La découverte de la diversité et de l’activité de Symbiodinium à la surface des océans change radicalement notre vision de la symbiose basée sur cette micro-algue emblématique des récifs coralliens. La domination dans les océans du clade A de Symbiodinium, qui est aussi le plus ancestrale dans la phylogénie, conforte l´hypothèse que la micro-algue serait apparue d’abord dans les océans, il y a environ 160 millions d´années, avant de coloniser les écosystèmes côtiers en symbiose avec les invertébrés. La question majeure est maintenant de savoir si ces Symbiodinium pélagiques peuvent ré-établir des symbioses au sein des récifs coralliens après leur grands voyages trans-océaniques. Si tel est le cas, l’océan serait aussi un énorme réservoir et brasseur génétique de cellules de Symbiodinium qui pourraient repeupler à tout moment les écosystèmes récifaux menacés par les changements climatiques.   
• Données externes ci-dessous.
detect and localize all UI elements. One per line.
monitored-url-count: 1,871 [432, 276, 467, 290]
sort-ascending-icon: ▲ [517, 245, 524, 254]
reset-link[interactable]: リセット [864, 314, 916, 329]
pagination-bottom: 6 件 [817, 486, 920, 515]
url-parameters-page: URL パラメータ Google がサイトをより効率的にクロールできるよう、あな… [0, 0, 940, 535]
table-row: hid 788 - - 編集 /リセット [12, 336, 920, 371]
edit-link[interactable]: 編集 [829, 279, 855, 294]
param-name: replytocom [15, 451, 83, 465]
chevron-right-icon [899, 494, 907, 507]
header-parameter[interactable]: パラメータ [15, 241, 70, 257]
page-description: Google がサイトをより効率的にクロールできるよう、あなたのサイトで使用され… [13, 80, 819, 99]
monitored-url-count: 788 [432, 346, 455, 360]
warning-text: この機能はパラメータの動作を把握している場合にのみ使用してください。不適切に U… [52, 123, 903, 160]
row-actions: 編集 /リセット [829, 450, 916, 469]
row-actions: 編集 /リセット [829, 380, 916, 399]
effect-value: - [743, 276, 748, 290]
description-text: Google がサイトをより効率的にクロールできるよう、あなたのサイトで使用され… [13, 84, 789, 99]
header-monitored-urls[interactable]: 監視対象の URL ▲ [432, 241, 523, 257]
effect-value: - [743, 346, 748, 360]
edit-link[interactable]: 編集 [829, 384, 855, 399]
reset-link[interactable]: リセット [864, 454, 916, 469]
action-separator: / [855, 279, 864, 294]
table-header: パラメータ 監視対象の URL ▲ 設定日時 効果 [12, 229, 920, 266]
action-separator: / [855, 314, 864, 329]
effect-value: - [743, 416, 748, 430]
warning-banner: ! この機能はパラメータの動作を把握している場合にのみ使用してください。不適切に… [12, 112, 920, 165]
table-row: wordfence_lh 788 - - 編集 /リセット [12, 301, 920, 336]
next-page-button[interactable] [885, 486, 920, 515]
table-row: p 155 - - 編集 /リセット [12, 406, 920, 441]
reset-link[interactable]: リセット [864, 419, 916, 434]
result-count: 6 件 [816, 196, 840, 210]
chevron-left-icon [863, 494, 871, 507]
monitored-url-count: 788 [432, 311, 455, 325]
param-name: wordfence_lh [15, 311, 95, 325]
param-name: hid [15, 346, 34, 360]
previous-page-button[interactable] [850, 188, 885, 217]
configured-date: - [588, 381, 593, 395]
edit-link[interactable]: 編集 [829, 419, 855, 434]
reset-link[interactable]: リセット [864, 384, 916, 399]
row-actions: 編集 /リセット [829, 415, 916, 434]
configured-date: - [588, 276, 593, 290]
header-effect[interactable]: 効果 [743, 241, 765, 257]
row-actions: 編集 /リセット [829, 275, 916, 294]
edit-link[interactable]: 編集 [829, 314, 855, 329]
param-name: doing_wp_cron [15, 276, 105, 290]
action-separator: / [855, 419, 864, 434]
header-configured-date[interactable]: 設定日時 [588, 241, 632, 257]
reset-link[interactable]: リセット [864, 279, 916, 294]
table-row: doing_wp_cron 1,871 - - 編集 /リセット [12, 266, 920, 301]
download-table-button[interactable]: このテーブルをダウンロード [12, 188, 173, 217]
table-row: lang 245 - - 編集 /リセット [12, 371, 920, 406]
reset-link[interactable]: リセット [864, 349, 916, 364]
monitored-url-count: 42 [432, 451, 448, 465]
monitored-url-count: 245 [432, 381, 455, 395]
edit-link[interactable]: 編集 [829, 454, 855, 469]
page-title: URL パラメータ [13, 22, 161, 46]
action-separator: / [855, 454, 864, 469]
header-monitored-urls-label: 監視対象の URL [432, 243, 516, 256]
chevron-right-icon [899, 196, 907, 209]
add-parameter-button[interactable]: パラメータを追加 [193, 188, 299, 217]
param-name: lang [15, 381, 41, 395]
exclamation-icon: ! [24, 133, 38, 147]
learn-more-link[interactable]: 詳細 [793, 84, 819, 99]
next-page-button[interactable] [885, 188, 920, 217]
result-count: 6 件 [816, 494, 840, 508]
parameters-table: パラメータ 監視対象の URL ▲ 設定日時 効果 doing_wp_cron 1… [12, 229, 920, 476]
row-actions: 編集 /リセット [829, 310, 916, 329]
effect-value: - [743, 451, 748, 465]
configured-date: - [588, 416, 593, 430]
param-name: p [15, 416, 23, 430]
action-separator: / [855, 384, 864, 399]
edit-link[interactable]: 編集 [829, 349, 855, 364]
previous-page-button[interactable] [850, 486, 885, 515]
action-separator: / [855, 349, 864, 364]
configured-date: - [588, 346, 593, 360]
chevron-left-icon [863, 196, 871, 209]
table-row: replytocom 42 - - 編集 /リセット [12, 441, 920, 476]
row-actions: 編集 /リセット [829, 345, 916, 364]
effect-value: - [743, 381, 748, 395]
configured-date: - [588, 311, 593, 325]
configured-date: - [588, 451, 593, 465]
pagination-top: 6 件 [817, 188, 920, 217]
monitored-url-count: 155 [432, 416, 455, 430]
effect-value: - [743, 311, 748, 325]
Enfin, ces résultats créent un lien entre les expéditions Tara Oceans (plancton, 2009-2014) et Tara Pacific (corail, 2016-2018), et la moisson de nouveaux échantillons et données ramenés par la goelette en octobre 2018 (voir ici) permettra de mieux comprendre les processus éco-évolutifs clef à l’interface entre les cotes et le grand large.

Références de l’article :

Worldwide occurrence and activity of the reef-building coral symbiont Symbiodinium in the open ocean, Johan Decelle, Quentin Carradec, Xavier Pochon, Nicolas Henry, Sarah Romac, Frédéric Mahé, Micah Dunthorn, Artem Kourlaiev, Christian R. Voolstra, Patrick Wincker, Colomban de Vargas, Current Biology, 8 novembre 2018

DOI : https://doi.org/10.1016/j.cub.2018.09.024

Contacts chercheurs :

Johan Decelle, ancien post-doctorant du laboratoire AD2M, aujourd’hui maitre de conférence au Laboratoire de physiologie cellulaire et végétale à Grenoble (Equipe Lumière et Photosynthèse) (CNRS/UGA/CEA/Inra)

T +33 (0)6 80 15 46 29 I johan.decelle@univ-grenoble-alpes.fr

Colomban de Vargas, directeur de recherche CNRS au laboratoire « Adaptation et diversité en milieu marin » (AD2M, CNRS/SU), directeur de la Fédération de Recherche Tara Oceans GO-SEE (FR2022)

T +33 (0)6 47 39 24 04 I vargas@sb-roscoff.fr

 

1. La fédération de recherche GO-SEE (Global Ocean Systems Ecology & Evolution) a pour tutelles : CNRS, CEA, Sorbonne Université, Université Paris-Sciences-et-Lettres, INSERM, ENS Paris, IRD, EPHE, Université d’Evry Val d’Essonne, Université Paris-Saclay, Université de Perpignan Via Domitia, Aix-Marseille Université, Université de Toulon, Ecole centrale de Nantes, Université de Nantes, Université Grenoble-Alpes,Faculté de Sciences Physiques et Mathématiques de l'Université du Chili, EMBL, et Fondation Tara Expéditions.